= Roberta Seelinger Trites =

Roberta Seelinger Trites (born 1962) is a Distinguished Professor of English Literature at Illinois State University, specializing in children's literature.

Trites graduated from Texas A&M University in 1983, and earned a master's degree from the University of Texas at Dallas in 1985. She received her Ph.D. in 1991 from Baylor University with a dissertation entitled Twain's innocence, Clemens' experience : narrative inconsistencies in The Innocents Abroad under the direction of James R. LeMaster. She joined the Illinois State faculty as an assistant professor in 1991,
and became Distinguished Professor in 2013.

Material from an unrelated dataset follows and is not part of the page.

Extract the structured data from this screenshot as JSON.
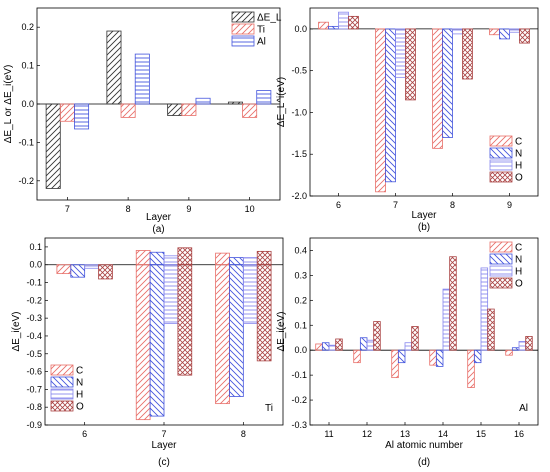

She has written the following books:
- Waking Sleeping Beauty: Feminist Voices in Children's Novels (University of Iowa Press, 1997).
- Disturbing the Universe: Power and Repression in Adolescent Literature (University of Iowa Press, 1998). This book was awarded the Children's Literature Association book award in 2002.
- Twain, Alcott and the Birth of the Adolescent Reform Novel (University of Iowa Press, 2007).
- A Narrative Compass: Stories that Guide Women’s Lives (edited with Betsy Hearne, University of Iowa Press, 2009).
- Literary Conceptualizations of Growth: Metaphors and Cognition in Adolescent Literature (John Benjamins Publishing Co., 2014).

Trites is the winner of the 16th International Brothers Grimm Award of the International Institute for Children's Literature in Osaka, Japan, becoming the third American and the first American woman to win the award.